I won't go into detail as to the location, but I will reveal that Sarasota Bay has been the general area. It's not that I'm all that secretive about spots, but too many people kill fish and I'd like to think these big trout have a good chance of avoiding the fillet knife.
The trout are holding on grass edges and patches in 3 to 6 feet of water.
In addition to trout, we've been encountering Spanish mackerel, jack crevalle, bluefish, ladyfish, jack crevalle and tarpon. Redfish were plentiful a month ago, but seemingly have vanished from the shallow flats.

Monday, August 9, 2010

Naked guy loves to boat "unrestricted" on Sarasota Bay

If you're fishing or boating on Sarasota Bay, be on the lookout for a man in a white runabout with a Coke umbrella on the bow.
Chances are, he's naked.
I've seen the son of a gun twice in the past year. And, believe me, it's not a sight you relish.
I saw him last week near White Key along the west side of Sarasota Bay. I was poling along in front of the key in search of redfish when he motored onto the sand bar that runs about 100 yards off the key. He anchored the runabout, then hopped overboard.
"He doesn't have any clothes on," I said to myself.
He was buck nekkid.
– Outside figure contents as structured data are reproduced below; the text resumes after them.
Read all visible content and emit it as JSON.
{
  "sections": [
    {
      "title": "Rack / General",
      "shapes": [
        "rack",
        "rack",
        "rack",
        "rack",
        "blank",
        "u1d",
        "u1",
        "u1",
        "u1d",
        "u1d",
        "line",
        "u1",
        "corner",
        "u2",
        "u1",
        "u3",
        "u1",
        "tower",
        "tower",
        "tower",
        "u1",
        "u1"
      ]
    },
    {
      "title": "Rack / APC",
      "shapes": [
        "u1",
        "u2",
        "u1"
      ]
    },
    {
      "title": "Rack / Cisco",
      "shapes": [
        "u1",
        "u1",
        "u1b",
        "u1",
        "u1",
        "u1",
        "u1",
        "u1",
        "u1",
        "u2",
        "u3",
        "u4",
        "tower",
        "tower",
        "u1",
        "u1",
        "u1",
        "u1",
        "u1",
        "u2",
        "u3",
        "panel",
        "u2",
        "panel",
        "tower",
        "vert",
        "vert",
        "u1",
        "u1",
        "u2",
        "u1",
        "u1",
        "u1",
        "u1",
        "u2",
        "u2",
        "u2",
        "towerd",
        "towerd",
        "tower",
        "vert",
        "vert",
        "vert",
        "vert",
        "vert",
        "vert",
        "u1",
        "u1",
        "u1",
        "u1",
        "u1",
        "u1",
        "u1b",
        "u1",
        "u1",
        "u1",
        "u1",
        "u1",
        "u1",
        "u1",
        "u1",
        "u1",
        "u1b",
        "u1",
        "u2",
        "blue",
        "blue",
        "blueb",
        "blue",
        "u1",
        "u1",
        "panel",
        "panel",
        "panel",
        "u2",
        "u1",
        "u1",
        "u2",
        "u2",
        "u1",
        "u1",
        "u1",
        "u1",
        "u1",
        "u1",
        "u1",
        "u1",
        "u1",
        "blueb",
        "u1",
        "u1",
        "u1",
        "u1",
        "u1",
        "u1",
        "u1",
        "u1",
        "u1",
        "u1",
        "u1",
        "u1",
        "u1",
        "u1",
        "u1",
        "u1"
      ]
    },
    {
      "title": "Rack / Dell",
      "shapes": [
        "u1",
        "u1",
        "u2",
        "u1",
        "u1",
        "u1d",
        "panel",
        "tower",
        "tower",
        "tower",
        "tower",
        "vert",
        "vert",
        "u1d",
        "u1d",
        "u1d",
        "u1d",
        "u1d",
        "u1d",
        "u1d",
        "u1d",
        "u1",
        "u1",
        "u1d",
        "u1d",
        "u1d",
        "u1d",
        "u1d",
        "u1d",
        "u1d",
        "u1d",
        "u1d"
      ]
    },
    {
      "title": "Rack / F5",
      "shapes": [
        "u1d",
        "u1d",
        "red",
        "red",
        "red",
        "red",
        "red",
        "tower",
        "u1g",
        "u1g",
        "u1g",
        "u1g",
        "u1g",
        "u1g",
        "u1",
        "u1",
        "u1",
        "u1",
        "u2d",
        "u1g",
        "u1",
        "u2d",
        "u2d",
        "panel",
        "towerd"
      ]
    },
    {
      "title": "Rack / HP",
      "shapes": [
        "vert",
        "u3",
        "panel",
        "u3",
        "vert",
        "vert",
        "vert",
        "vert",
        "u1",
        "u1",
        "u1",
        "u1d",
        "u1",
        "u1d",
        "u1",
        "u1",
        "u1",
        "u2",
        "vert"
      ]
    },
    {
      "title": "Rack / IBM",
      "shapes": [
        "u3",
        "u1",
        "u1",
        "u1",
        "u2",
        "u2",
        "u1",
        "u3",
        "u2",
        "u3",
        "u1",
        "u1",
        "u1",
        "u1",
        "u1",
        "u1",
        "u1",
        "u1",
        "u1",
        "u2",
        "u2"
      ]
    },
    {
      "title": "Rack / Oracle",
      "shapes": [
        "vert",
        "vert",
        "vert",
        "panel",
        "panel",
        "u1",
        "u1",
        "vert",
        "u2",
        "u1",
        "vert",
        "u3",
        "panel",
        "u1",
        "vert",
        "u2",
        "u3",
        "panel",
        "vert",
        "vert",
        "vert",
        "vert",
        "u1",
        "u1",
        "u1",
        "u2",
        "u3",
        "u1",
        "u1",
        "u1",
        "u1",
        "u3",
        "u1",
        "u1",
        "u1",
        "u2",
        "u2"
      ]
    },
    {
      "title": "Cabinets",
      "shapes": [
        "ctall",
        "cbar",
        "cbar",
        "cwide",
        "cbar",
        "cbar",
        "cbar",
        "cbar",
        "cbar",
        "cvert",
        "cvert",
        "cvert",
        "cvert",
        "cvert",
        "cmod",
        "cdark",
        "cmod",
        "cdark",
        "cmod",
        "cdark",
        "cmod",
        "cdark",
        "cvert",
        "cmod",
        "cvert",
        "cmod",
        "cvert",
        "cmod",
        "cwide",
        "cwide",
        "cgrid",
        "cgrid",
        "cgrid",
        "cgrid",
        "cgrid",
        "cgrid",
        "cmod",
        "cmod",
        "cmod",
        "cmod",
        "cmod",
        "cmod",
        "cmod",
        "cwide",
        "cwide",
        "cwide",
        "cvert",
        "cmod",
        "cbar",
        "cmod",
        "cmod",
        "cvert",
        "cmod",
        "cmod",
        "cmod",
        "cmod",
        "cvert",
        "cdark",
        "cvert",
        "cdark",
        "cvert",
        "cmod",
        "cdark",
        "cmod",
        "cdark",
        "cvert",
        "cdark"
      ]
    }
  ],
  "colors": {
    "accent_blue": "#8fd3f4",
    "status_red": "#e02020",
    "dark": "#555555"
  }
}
Naked as a jaybird.
Apparently, based on my two sightings, this guy loves to enjoy Florida "au natural."
I don't really care, but what if I had young girls out on a charter? Or young boys for that matter.
I contacted the Longboat Key Police Department and asked for the marine officer. I was told he had the day off. I was transferred to his voice mail. I left a message and reported the naked guy's boat number. I also left my name and number.
Never heard from the LBK cops.
The naked guy's probably still running all over the bay, feeling the breeze like no other.